NEW YORK: Pakistani Christian refugees seeking asylum in Sri Lanka are on the verge of being deported.
According to details provided by the Human Rights Watch, no less than 142 Pakistanis have been booked by the Sri Lankan police in June 2014 and are being locked up and are at risk of deportation. Human Rights Watch further states that: The Sri Lankan controller general of immigration should not deport members of Pakistani minority groups until the UN refugee agency (UNHCR) has had full access to them and determined their need for international protection. As the data reveals most of these refugees are members of the Ahmadiyya minority, while the detainees also include Christians and Shia Muslims. UNHCR, thus far has not had access to these detainees, held in the Boosa detention centre despite the fact, that the UN refugee agency had previously accepted six of the detainees as refugees. Conversely, media reports quote the Sri Lankan Immigration Controller Chulananda Perera as saying that the government was able to deport the detained Pakistanis because it had not given them permission to register asylum claims.
Bill Frelick- Refugees Director said: Sri Lankan authorities are threatening Pakistani minority group members with deportation at the very time when persecution of these groups is escalating in Pakistan. Preventing asylum seekers from lodging claims in no way absolves Sri Lanka from its duty not to return them to possible persecution. Sri Lankan authorities should know that Pakistan fails to protect its minority communities from persecution. Sri Lanka must honour its international obligations, and allow UNHCR access to ensure that no detainee is deported to face the risk of persecution or torture. What is noteworthy is the fact that the states are subject to non-refoulement obligations under Article 16 of the International Convention for the Protection of All Persons from Enforced Disappearance which says:
1. No State Party shall expel, return (“refouler”), surrender or extradite a person to another State where there are substantial grounds for believing that he or she would be in danger of being subjected to enforced disappearance.
2. For the purpose of determining whether there are such grounds, the competent authorities shall take into account all relevant considerations, including, where applicable, the existence in the State concerned of a consistent pattern of gross, flagrant or mass violations of human rights or of serious violations of international humanitarian law.

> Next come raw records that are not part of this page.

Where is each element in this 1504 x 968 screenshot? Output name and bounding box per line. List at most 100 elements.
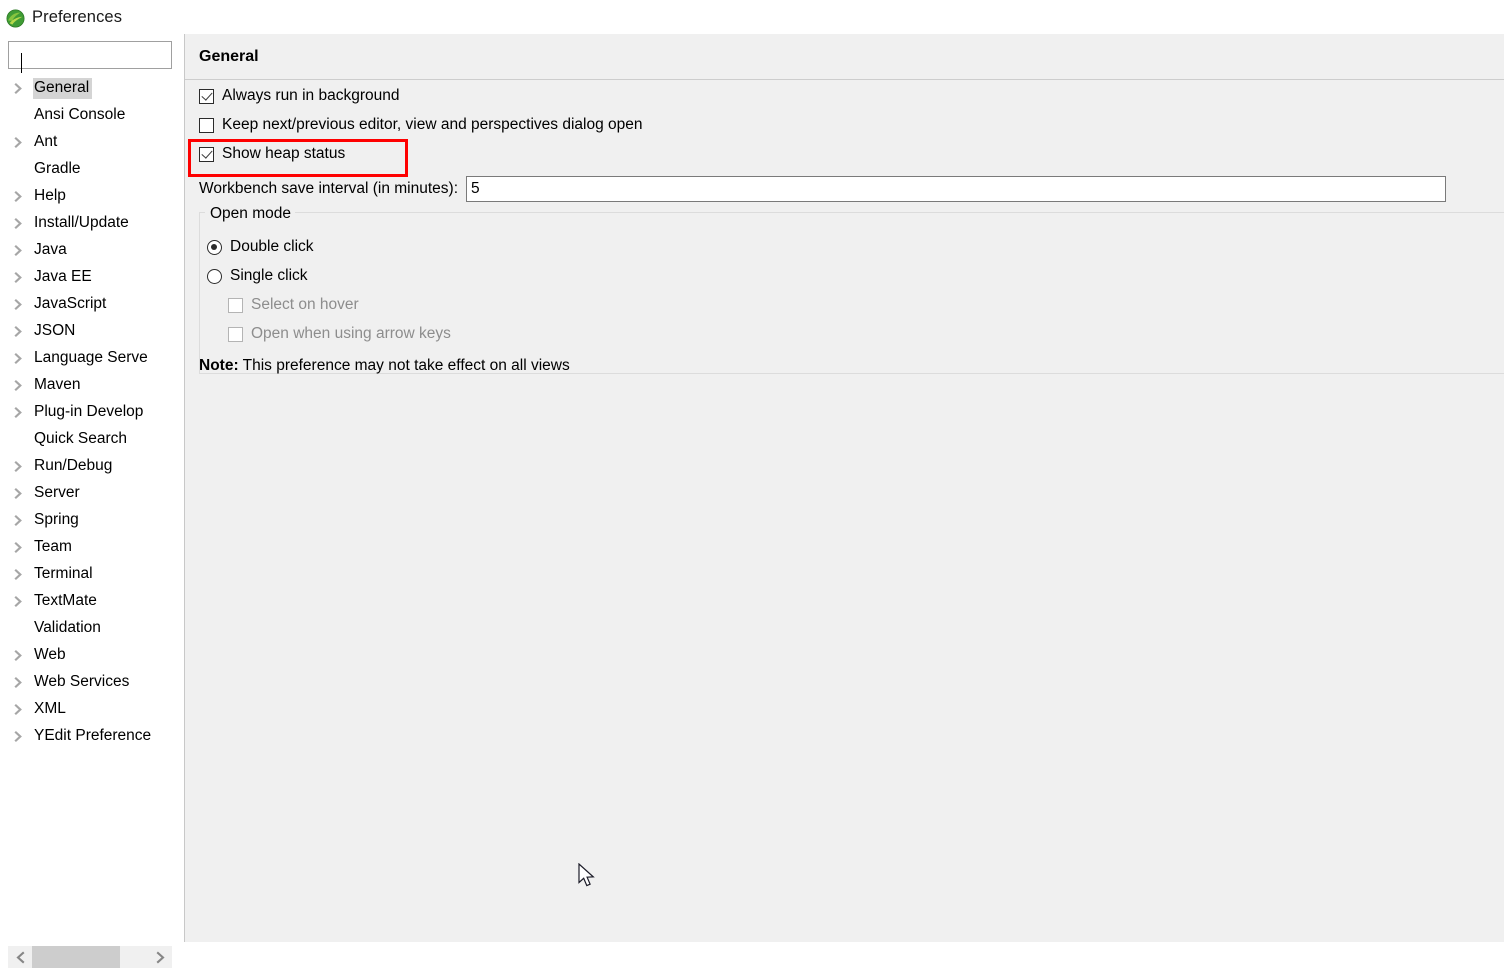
sidebar-item-label: Java EE [34,268,92,286]
chevron-right-icon[interactable] [13,271,33,284]
preferences-tree-pane: General Ansi Console Ant Gradle Help Install/… [0,34,184,968]
chevron-right-icon[interactable] [13,325,33,338]
checkbox-select-on-hover [228,297,243,313]
preferences-tree[interactable]: General Ansi Console Ant Gradle Help Install/… [0,75,184,935]
chevron-right-icon[interactable] [13,514,33,527]
open-mode-legend: Open mode [205,204,295,224]
scroll-right-arrow-icon[interactable] [148,946,172,968]
sidebar-item-label: General [33,78,93,99]
radio-single-click[interactable] [207,268,222,284]
sidebar-item-maven[interactable]: Maven [0,372,184,399]
radio-row-double-click[interactable]: Double click [207,238,314,256]
window-title-bar: Preferences [0,0,1504,34]
sidebar-item-general[interactable]: General [0,75,184,102]
checkbox-row-keep-next-previous-editor[interactable]: Keep next/previous editor, view and pers… [199,116,643,134]
chevron-right-icon[interactable] [13,595,33,608]
sidebar-item-label: Team [34,538,72,556]
sidebar-item-quick-search[interactable]: Quick Search [0,426,184,453]
chevron-right-icon[interactable] [13,703,33,716]
workbench-save-interval-row: Workbench save interval (in minutes): [199,176,1447,202]
chevron-right-icon[interactable] [13,568,33,581]
sidebar-item-validation[interactable]: Validation [0,615,184,642]
checkbox-row-select-on-hover: Select on hover [228,296,359,314]
sidebar-item-label: XML [34,700,66,718]
chevron-right-icon[interactable] [13,244,33,257]
sidebar-item-label: Plug-in Develop [34,403,144,421]
radio-double-click[interactable] [207,239,222,255]
checkbox-label-show-heap-status: Show heap status [222,145,346,162]
chevron-right-icon[interactable] [13,379,33,392]
sidebar-item-json[interactable]: JSON [0,318,184,345]
sidebar-item-java-ee[interactable]: Java EE [0,264,184,291]
chevron-right-icon[interactable] [13,190,33,203]
sidebar-item-spring[interactable]: Spring [0,507,184,534]
sidebar-item-run-debug[interactable]: Run/Debug [0,453,184,480]
sidebar-item-xml[interactable]: XML [0,696,184,723]
sidebar-item-label: Terminal [34,565,93,583]
sidebar-item-javascript[interactable]: JavaScript [0,291,184,318]
sidebar-item-team[interactable]: Team [0,534,184,561]
checkbox-keep-next-previous-editor[interactable] [199,117,214,133]
sidebar-item-label: Spring [34,511,79,529]
chevron-right-icon[interactable] [13,730,33,743]
chevron-right-icon[interactable] [13,406,33,419]
checkbox-always-run-in-background[interactable] [199,88,214,104]
checkbox-row-always-run-in-background[interactable]: Always run in background [199,87,400,105]
sidebar-item-help[interactable]: Help [0,183,184,210]
chevron-right-icon[interactable] [13,676,33,689]
checkbox-show-heap-status[interactable] [199,146,214,162]
sidebar-item-label: Ant [34,133,58,151]
sidebar-item-label: JavaScript [34,295,107,313]
sidebar-item-label: Java [34,241,67,259]
tree-horizontal-scrollbar[interactable] [8,946,172,968]
sidebar-item-ant[interactable]: Ant [0,129,184,156]
chevron-right-icon[interactable] [13,352,33,365]
chevron-right-icon[interactable] [13,649,33,662]
eclipse-globe-icon [6,8,25,28]
filter-text-box[interactable] [8,41,172,73]
sidebar-item-ansi-console[interactable]: Ansi Console [0,102,184,129]
chevron-right-icon[interactable] [13,217,33,230]
chevron-right-icon[interactable] [13,136,33,149]
sidebar-item-label: Web [34,646,66,664]
chevron-right-icon[interactable] [13,487,33,500]
sidebar-item-yedit-preference[interactable]: YEdit Preference [0,723,184,750]
sidebar-item-web[interactable]: Web [0,642,184,669]
sidebar-item-label: Quick Search [34,430,128,448]
sidebar-item-label: Server [34,484,80,502]
note-prefix-label: Note: [199,357,239,374]
checkbox-row-open-when-using-arrow-keys: Open when using arrow keys [228,325,451,343]
filter-input[interactable] [9,42,171,68]
radio-row-single-click[interactable]: Single click [207,267,308,285]
sidebar-item-server[interactable]: Server [0,480,184,507]
open-mode-group [199,212,1504,374]
sidebar-item-label: Validation [34,619,101,637]
scrollbar-thumb[interactable] [32,946,120,968]
sidebar-item-java[interactable]: Java [0,237,184,264]
page-title: General [199,48,259,65]
sidebar-item-plug-in-develop[interactable]: Plug-in Develop [0,399,184,426]
sidebar-item-label: Maven [34,376,81,394]
text-cursor [21,53,22,73]
scroll-left-arrow-icon[interactable] [8,946,32,968]
window-title: Preferences [32,7,123,26]
checkbox-label-always-run-in-background: Always run in background [222,87,400,104]
chevron-right-icon[interactable] [13,82,33,95]
sidebar-item-textmate[interactable]: TextMate [0,588,184,615]
sidebar-item-install-update[interactable]: Install/Update [0,210,184,237]
checkbox-open-when-using-arrow-keys [228,326,243,342]
sidebar-item-gradle[interactable]: Gradle [0,156,184,183]
sidebar-item-terminal[interactable]: Terminal [0,561,184,588]
sidebar-item-web-services[interactable]: Web Services [0,669,184,696]
checkbox-label-open-when-using-arrow-keys: Open when using arrow keys [251,325,451,342]
chevron-right-icon[interactable] [13,460,33,473]
checkbox-row-show-heap-status[interactable]: Show heap status [199,145,345,163]
note-text: This preference may not take effect on a… [238,357,570,374]
sidebar-item-label: Help [34,187,66,205]
chevron-right-icon[interactable] [13,541,33,554]
sidebar-item-label: Gradle [34,160,81,178]
chevron-right-icon[interactable] [13,298,33,311]
scrollbar-track[interactable] [32,946,148,968]
sidebar-item-language-serve[interactable]: Language Serve [0,345,184,372]
workbench-save-interval-input[interactable] [466,176,1447,202]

However, regardless of noticeable persecution of religious minorities in Pakistan, the government of Pakistan has thus far given air to contempt towards these asylum seekers who are forced to flee from the country owing to the growing hostility. Moreover, a leading Pakistani newspaper quoted the Foreign Office spokesperson -Tasnim Aslam as saying: These people obtained asylum in Sri Lanka by badmouthing Pakistan. This statement gives clear indication of Pakistani Government’s stance about the persecuted asylum seekers abroad.